2.25.2013

Knee-jerk review: ABC's "Oscars Red Carpet Live"

1. The Cheese Fry once lived around the corner from the theater formerly known as the Kodak.  Oscar week was always a nuisance of street closures and bright lights.  We walked down there a few times mid-week to see the bleachers going up and the red carpet laid out (always covered with plastic until the last second) or the giant wooden Oscar sentries rolled into place.  And then the day of the event, the sky would be filled with noisy helicopters, the streets with stretch limos.  Cool, huh?  Maybe it wasn't such a nuisance after all.
2. We want to like Kristin Chenoweth.  We do.  But we can't.  She seems to be trying... oh... so... hard.

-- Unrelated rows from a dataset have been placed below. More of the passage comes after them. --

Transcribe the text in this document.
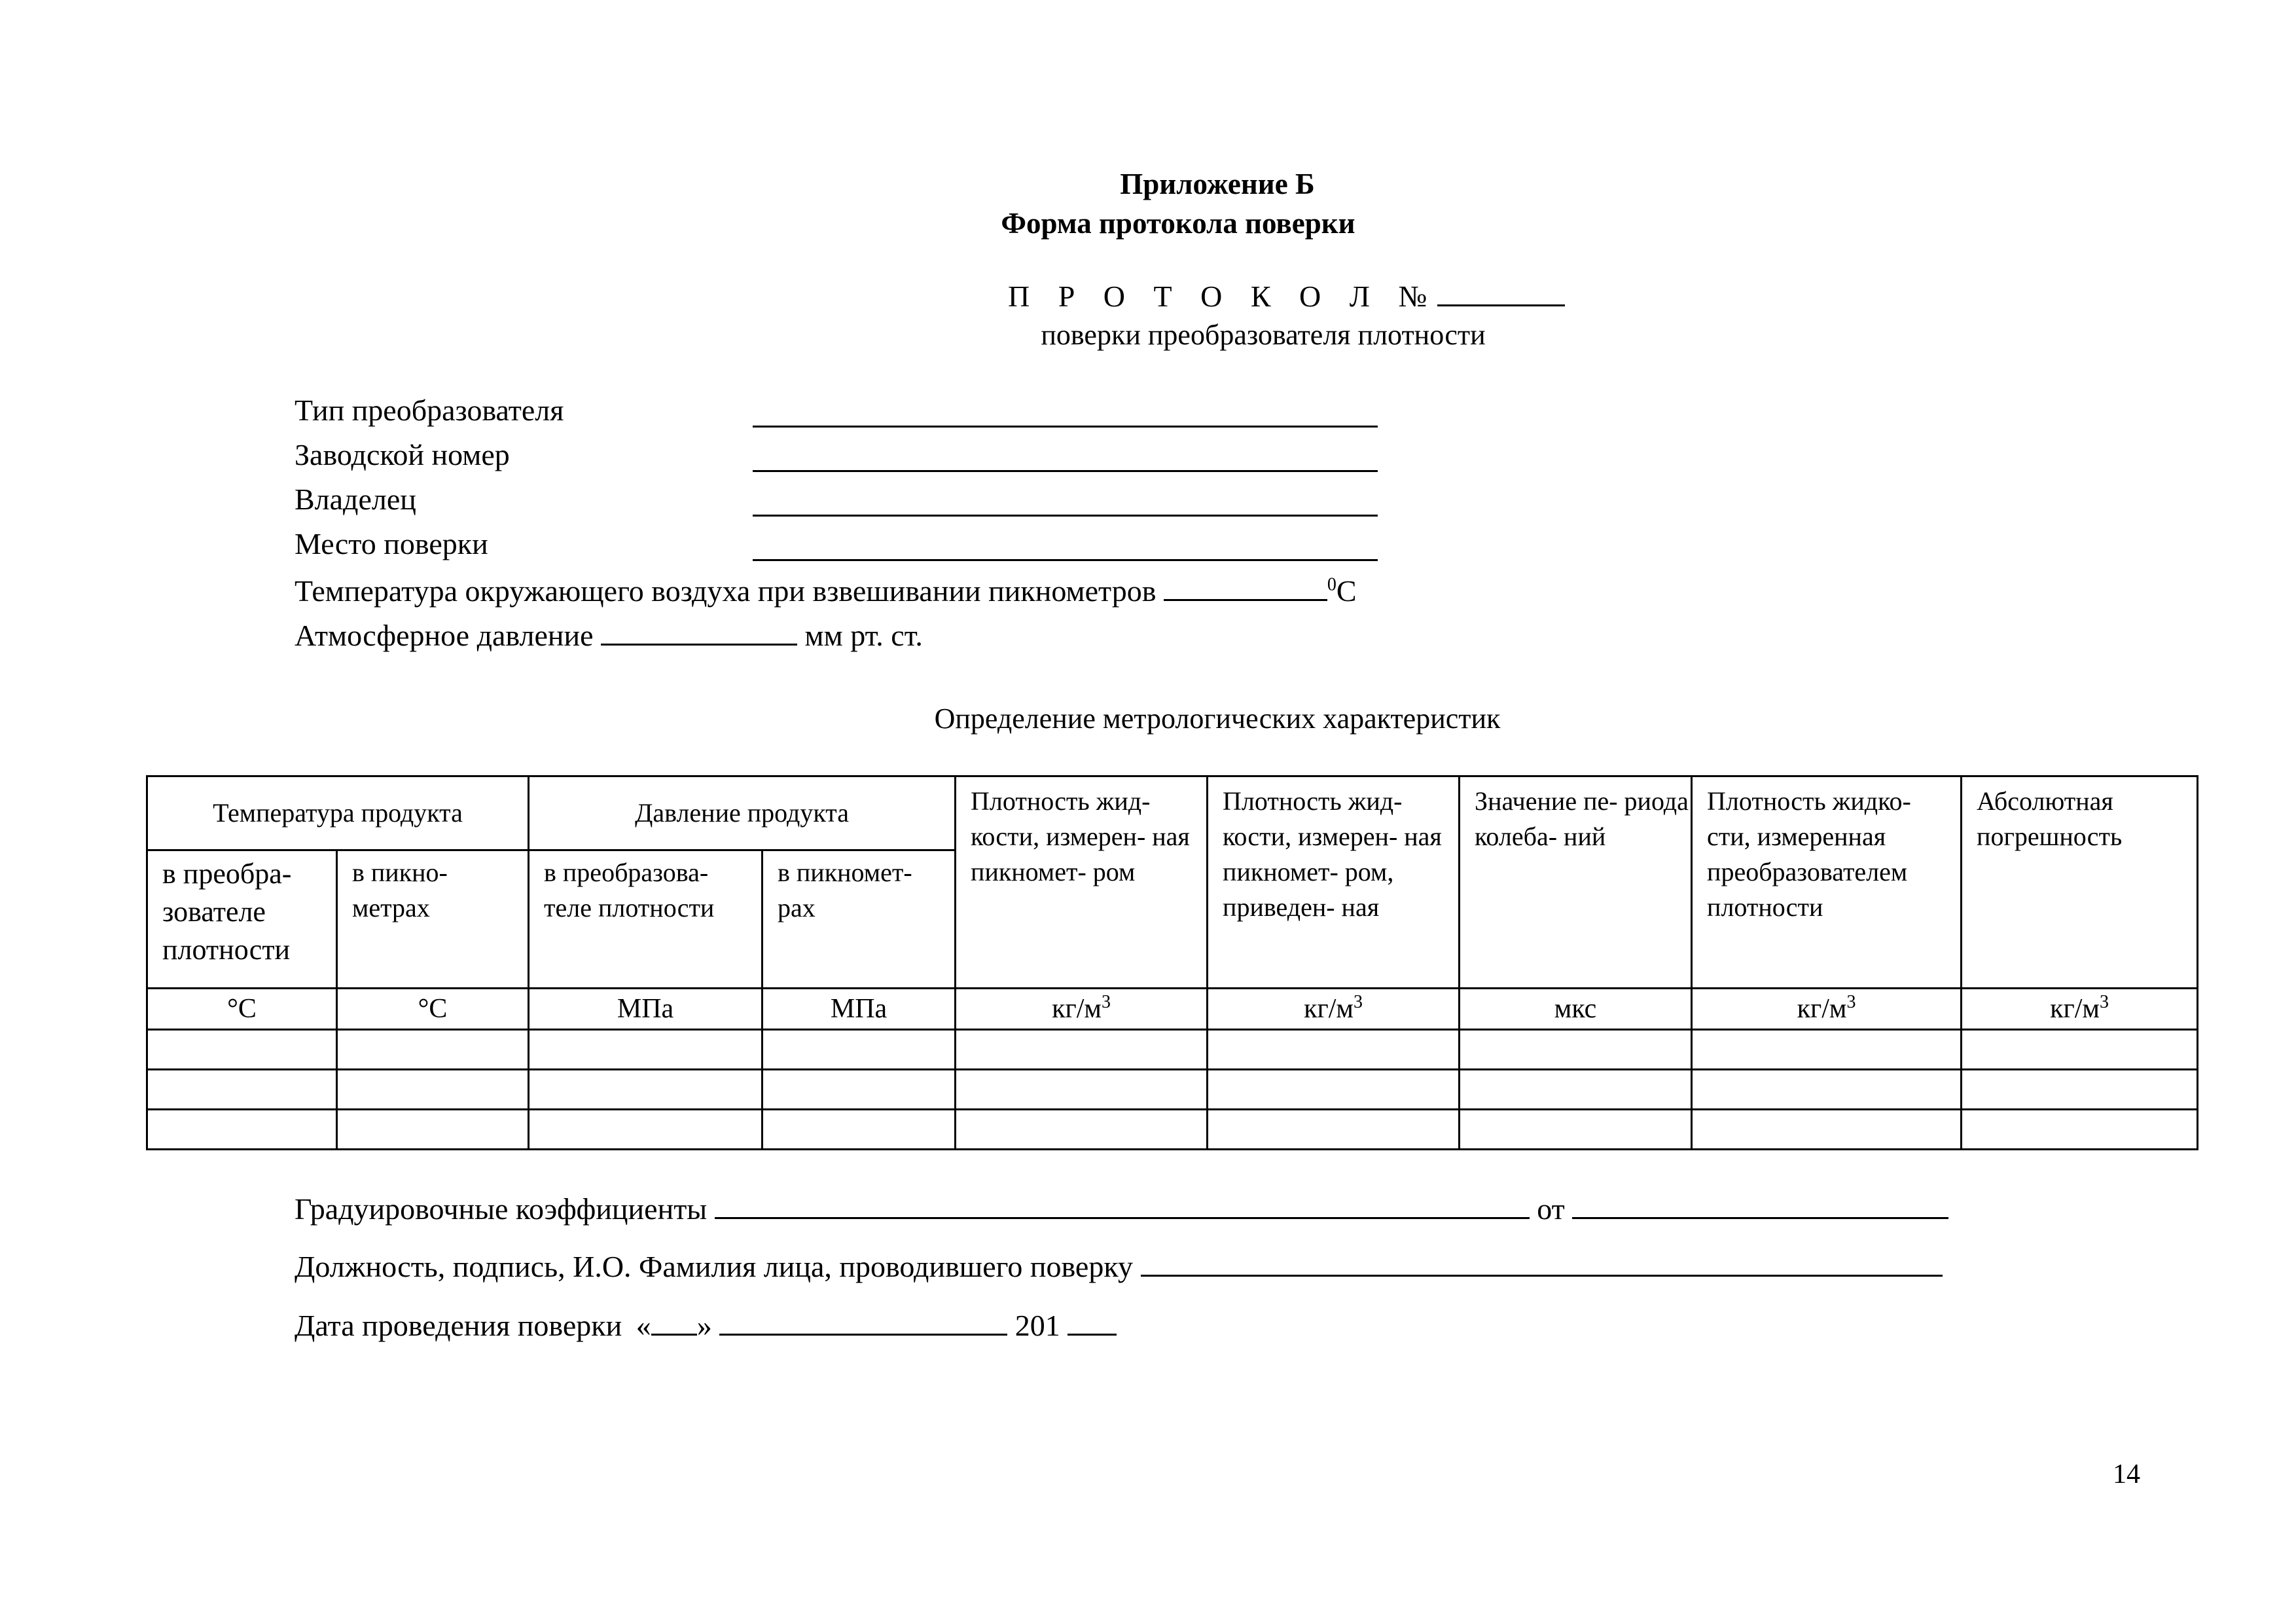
Приложение Б
Форма протокола поверки
П Р О Т О К О Л №
поверки преобразователя плотности
Тип преобразователя
Заводской номер
Владелец
Место поверки
Температура окружающего воздуха при взвешивании пикнометров	$^0$С
Атмосферное давление	мм рт. ст.
Определение метрологических характеристик
Температура продукта		Давление продукта		Плотность жид- кости, измерен- ная пикномет- ром	Плотность жид- кости, измерен- ная пикномет- ром, приведен- ная	Значение пе- риода колеба- ний	Плотность жидко- сти, измеренная преобразователем плотности	Абсолютная погрешность

в преобра- зователе плотности	в пикно- метрах	в преобразова- теле плотности	в пикномет- рах					

°С	°С	МПа	МПа	$кг/м^3$	$кг/м^3$	мкс	$кг/м^3$	$кг/м^3$

Градуировочные коэффициенты	от
Должность, подпись, И.О. Фамилия лица, проводившего поверку
Дата проведения поверки « »	201
14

Her neck cords are always popping and straining.  And why is she the one doing the red carpet interviews?  Was Terri Hatcher and Kelly Ripa busy?  Then again, at least Kristin has been in movies.  Kelly Rowland is even more of a mystery hire.
3. Nice shot of the long red-carpeted staircase leading up to the theater lobby.  You'd never guess those heavy red drapes on the sides are hiding tourist-trap mall stores like an ice cream shop and a perfume discount outlet.  
4. There's always someone who shows up on the red carpet who completely enrages us because of their mere "why-did-you-get-invited?" inclusion.  Who will it be this year?
5. We have succumbed to Channing Tatum's charms.  Sorry.
6. The "Hooray for Hollywood" Diet Coke spot gets us every time.  Subtle, classy, and perfectly capturing our rose-tinted, magic-houred nostalgia for the magical way movies used to be made in an organized studio system.  Also a nice shout-out to the people who stick the signs on the billboards - they're important too.



7. We heard nasty rumors about Lara Spencer's cold-blooded ambition, but can't remember the details.  Does that mean we shouldn't still dislike her?  Because we do.
8. We remain fascinated by this obsession with celebrity fashion and the shallow "who are you wearing?" question.  Was it Joan Rivers who started this nonsense on her E! shows?  We get the appeal from an old-Hollywood glamour angle.  These are attractive, larger-than-life figures dolled up to look their absolute best.  But there's now also this ridiculous need to rank best-dressed and worst-dressed.  Don't these people live with enough scrutiny already?  It's enough.
9. Entertainment Weekly editor Jess Cagle seems like a classy dude.  And he's out in the red carpet hinterlands on Highland Avenue interview Daniel Radcliffe, who always looks startled.
10. We harbor a long-standing crush on Naomi Watts, but she doesn't look so good tonight.  And with that... we just became a part of the problem we attacked in number 8 above.  11. "Oscar Road Trip."  What a clever promotion, letting ordinary moviegoers hold an Oscar and get tickets to the show (or is it just tickets to the red carpet grandstands?).  Sometimes it seems like the audience is barely a factor, doesn't it?  
12. It really is all about Kristin Chenoweth in these interviews.  Jeez.
13. "I think she looks pretty there," says Mrs. Fry regarding Nicole Kidman.  We, however, note that her face doesn't much move above the nostrils.
14. Nice moment where we get a glimpse of what it's like to shuffle down the red carpet for dozens of whirring cameras.  A friend who worked in the TV world says this is called "step and repeat."  Smile, pose, walk two steps, smile, pose.
15. Mention now of another great program, this one that brings film students to Hollywood to learn about the Academy and Hollywood filmmaking.  These kinds of outreach programs are so great, but we hadn't heard about it until now.  Same with that "Oscar Road Trip."  Shouldn't that better-publicized to generate goodwill?
16. We just noticed there's no Ryan Seacrest.  No wonder we're enjoying ourselves.
17. That Oscar Mystery item better be something real and cool after all of this awkward build-up.  (Update: it is.  A pair of ruby slippers from The Wizard of Oz.)
18. The people sliding past DeNiro as he gives his red carpet interview.  We wonder if they're nudging each other and whispering, "There's DeNiro!" "I know!"
19. The 44-year-old Jennifer Aniston is aging oh so well.  That is all.  Sigh.
20. Adele is towering over Chenoweth.  Looks like Adele could pop her in her mouth like a Gummi Bear.  We wish she would.
21. Oh, George Clooney and his little trophy girlfriends.  What a life.
22. Whispered reverentially by Mrs. Cheese Fry regarding Sandra Bullock: "I love her."
23. Sorry, but Anne Hathaway has become insufferable with her phony humility and false modesty.  She's her own biggest fan.  We're not saying this isn't true about every actor, but she's got to do better at hiding it.
24. We barely recognized Renee Zellweger.  It's almost tragic the way actresses feel a compulsion to get cosmetic work done.
25. Cool how the people in the show's control room are all wearing tuxedos.
26. At this point, hip-hop is just an amusing footnote to Queen Latifah's career, isn't it?